When you jump online and search for something, do you love that the search engine is smart enough to recognize the phrase and try to finish it for you? How about this one . . . you’re shopping online and suddenly you’re directed to what “others” looked at or purchased that are similar to what you’re looking at. Based on what the system knows, it has sped up the process for you. The users before have taught the system, and then the system applied what it learned so that the next user would benefit by the expedited process. Now that the engine has either finished the phrase for you or filtered similar items to the top, that doesn’t mean you have to proceed with that result or purchase everything on the page; it’s just a ‘better’ starting point to begin to use your human eye to determine what you want to view or what you want to purchase. It also doesn’t mean that there aren’t other relevant items out there, but at least you’re off to a good start. You may recall that before these nifty features existed, it was sometimes exhausting to search the internet or shop online.
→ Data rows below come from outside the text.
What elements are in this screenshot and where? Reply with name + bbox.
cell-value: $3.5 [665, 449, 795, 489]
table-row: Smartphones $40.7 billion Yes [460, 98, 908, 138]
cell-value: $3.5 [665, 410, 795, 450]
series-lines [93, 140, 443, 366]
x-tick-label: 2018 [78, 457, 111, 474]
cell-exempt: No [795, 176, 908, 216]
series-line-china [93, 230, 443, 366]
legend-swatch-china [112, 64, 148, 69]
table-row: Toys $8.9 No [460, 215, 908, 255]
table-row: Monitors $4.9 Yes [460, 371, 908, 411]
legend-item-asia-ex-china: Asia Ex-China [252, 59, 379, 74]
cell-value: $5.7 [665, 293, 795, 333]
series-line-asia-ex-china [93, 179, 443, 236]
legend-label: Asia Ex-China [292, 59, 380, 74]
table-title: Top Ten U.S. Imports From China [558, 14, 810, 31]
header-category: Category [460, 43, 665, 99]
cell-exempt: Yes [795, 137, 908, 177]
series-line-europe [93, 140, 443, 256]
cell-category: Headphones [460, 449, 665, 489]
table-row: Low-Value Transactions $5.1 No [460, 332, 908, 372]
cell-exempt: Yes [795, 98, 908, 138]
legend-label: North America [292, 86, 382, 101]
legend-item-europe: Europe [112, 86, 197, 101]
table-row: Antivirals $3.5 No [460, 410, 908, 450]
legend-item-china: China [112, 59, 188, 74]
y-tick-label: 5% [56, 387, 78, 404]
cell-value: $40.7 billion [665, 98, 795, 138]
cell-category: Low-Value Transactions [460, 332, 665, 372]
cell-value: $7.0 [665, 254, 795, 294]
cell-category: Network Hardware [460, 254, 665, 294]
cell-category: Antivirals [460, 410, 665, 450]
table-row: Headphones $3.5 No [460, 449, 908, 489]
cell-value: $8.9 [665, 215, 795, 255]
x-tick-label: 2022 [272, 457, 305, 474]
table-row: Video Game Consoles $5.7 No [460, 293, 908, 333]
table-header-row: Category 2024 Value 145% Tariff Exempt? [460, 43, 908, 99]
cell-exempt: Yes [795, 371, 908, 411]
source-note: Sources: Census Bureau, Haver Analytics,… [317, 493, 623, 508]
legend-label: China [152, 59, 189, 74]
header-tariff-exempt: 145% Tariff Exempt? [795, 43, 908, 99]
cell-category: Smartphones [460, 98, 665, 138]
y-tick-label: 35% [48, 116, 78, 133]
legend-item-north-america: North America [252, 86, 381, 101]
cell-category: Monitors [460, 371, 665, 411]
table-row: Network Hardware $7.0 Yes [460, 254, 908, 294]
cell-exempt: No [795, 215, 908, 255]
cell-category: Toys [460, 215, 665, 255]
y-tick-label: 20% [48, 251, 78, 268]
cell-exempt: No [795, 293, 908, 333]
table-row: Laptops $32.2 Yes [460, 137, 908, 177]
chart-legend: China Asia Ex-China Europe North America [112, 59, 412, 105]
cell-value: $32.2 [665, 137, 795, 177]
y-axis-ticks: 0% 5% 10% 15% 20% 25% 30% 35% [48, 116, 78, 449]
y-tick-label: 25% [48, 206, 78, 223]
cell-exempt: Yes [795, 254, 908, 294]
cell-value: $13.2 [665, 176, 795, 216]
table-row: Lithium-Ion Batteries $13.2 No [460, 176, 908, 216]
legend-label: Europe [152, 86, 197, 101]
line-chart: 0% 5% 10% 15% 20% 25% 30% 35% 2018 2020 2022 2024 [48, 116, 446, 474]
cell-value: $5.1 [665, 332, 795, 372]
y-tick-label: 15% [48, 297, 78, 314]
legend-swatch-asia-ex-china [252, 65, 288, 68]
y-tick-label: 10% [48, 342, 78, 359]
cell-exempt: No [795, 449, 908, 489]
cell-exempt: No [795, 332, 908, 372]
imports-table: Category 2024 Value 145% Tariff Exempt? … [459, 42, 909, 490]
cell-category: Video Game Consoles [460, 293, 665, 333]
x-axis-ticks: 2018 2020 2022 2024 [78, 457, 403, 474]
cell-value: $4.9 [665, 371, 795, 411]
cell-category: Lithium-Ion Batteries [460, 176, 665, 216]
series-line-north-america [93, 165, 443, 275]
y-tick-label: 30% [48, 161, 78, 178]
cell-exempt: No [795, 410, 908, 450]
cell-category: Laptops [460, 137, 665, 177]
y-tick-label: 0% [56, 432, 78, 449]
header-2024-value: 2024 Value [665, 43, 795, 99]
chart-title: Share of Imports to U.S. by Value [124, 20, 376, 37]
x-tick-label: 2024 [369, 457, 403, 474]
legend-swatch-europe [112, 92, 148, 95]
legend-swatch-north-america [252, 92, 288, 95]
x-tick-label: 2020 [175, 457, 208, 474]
The same holds true for document review. What I’ve described above is predictive coding. Document review becomes tedious and the accuracy of the review begins to decline after a while. These features that you’re already familiar with are now at your fingertips to accompany document review. On the eve of the next release of Summation, I think it’s important for our users to understand that they can feel just as comfortable with predictive coding as they did when they embraced the features online for searching or shopping. In order to understand the process, there are three steps to predictive coding: teaching the system, applying the system’s learning, and performing quality control.
First, in order to teach the system, identify a data subset that represents the file types existing in the entire collection of documents you wish to predictively code. This subset will be referred to as “the seed set”. Have a group of your reviewers code these documents using a specific coding layout. The reviewers will identify whether or not each document is responsive or privileged and capture keywords along the way. Meanwhile, the application will monitor the reviewers’ coding and will generate an algorithm to use in performing its own analysis.
Second, once your team has completed its review of the subset, you engage the predictive coding tool. It will utilize its learned algorithm and conduct its own review of the seed set. Then, the system will generate a confidence level score letting you know how accurate it was and how confident it feels about going forward on its own. If the score is not high enough, you should continue coding additional documents and reapply the tool until you reach the desired level of confidence. Once you reach the level you desire, allow the system to analyze the remaining document collection.
Finally, in order to perform quality control, filter on the documents that were just coded and confirm the accuracy. Now, you can organize by predicted degree of relevance or responsiveness and distribute them for further review with human eyes to bring the review process full circle.
There is a lot of hype in the industry on predictive coding that is wrapped around judicial opinions. Many of you may be waiting for that nod of approval encouraging the use of predictive coding.
Here’s an exercise for you: Take a moment away from this blog and Google “Judge Peck”. Did you notice that the computer automatically wanted to take you to “Judge Peck predictive coding”?
Predictive coding is simply using the already-tested technology to cull your data so that what is most likely relevant or privileged is filtered for you to save time and improve accuracy. It is still necessary for you and your team to view these documents and make a final decision.
The beauty is that you taught the system to begin with.